Core Success Criteria

• PowerShell-only scope: Only PowerShell language and runtime conventions are reviewed; no scope selection, security, or architecture analysis performed
• All seven PowerShell dimensions covered: Advanced functions/cmdlet conventions, parameter design/validation, error handling semantics, object pipeline behavior, state/scope/strictness, compatibility/portability, and testability are assessed where relevant
• Findings format compliant: Each finding includes Location, Category (language-powershell), Severity, Title, Description, and optional Suggestion
• File:line references: All findings reference specific file locations with line numbers
• Non-PowerShell code excluded: Non-PowerShell files are not analyzed for PowerShell-specific rules unless explicitly in scope

Process Quality Checks

• Was only the PowerShell language/runtime dimension reviewed (no scope/security/architecture)?
• Are function/parameter conventions, error handling, pipeline behavior, compatibility, and testability covered where relevant?
• Is each finding emitted with Location, Category=language-powershell, Severity, Title, Description, and optional Suggestion?
• Are issues referenced with file:line?

Acceptance Test

Does the output contain a PowerShell-focused findings list with file:line references covering all relevant language/runtime dimensions without performing security, architecture, or scope analysis?

Examples

Example 1: Pipeline contract mismatch

• Input: Function claims pipeline input but does not declare ValueFromPipeline and processes only full arrays in end.
• Expected: Emit a finding for pipeline contract mismatch and suggest parameter attribute + process usage. Category = language-powershell.

Example 2: Error handling

• Input: Script wraps risky command in try/catch but does not set -ErrorAction Stop, so non-terminating errors bypass catch.
• Expected: Emit a finding for ineffective error handling; suggest explicit terminating behavior. Category = language-powershell.

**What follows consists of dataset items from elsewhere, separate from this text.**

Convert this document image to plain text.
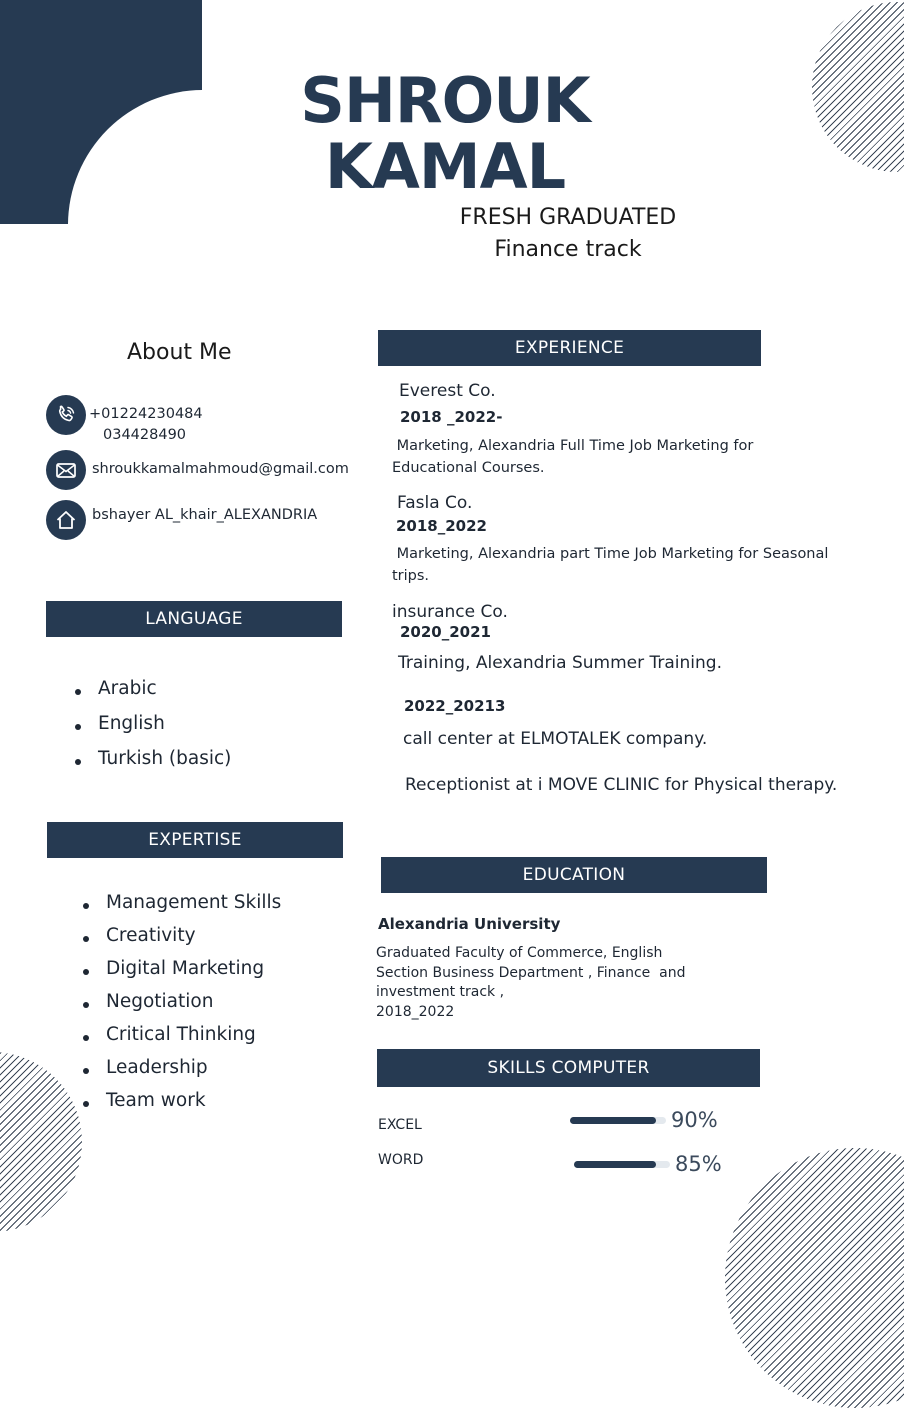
SHROUK
KAMAL
FRESH GRADUATED
Finance track
About Me
+01224230484
034428490
shroukkamalmahmoud@gmail.com
bshayer AL_khair_ALEXANDRIA
LANGUAGE
Arabic
English
Turkish (basic)
EXPERTISE
Management Skills
Creativity
Digital Marketing
Negotiation
Critical Thinking
Leadership
Team work
EXPERIENCE
Everest Co.
2018 _2022-
Marketing, Alexandria Full Time Job Marketing for
Educational Courses.
Fasla Co.
2018_2022
Marketing, Alexandria part Time Job Marketing for Seasonal
trips.
insurance Co.
2020_2021
Training, Alexandria Summer Training.
2022_20213
call center at ELMOTALEK company.
Receptionist at i MOVE CLINIC for Physical therapy.
EDUCATION
Alexandria University
Graduated Faculty of Commerce, English
Section Business Department , Finance  and
investment track ,
2018_2022
SKILLS COMPUTER
EXCEL	90%
WORD	85%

Edge case: Data output polluted by host writes

• Input: Function returns objects but also uses Write-Host within processing loops.
• Expected: Emit finding for mixed presentation/data output that harms automation and composability; suggest Write-Verbose/Write-Information for diagnostics and clean object output for pipeline consumers.

Appendix: Output contract

Each finding MUST follow the standard findings format:

Example:

- **Location**: `scripts/Build.ps1:34`
- **Category**: language-powershell
- **Severity**: major
- **Title**: Function output mixes objects and host-formatted text
- **Description**: The function emits `Write-Host` output in the data path, which makes automation output unstable.
- **Suggestion**: Return structured objects only and move diagnostics to `Write-Verbose` or `Write-Information`.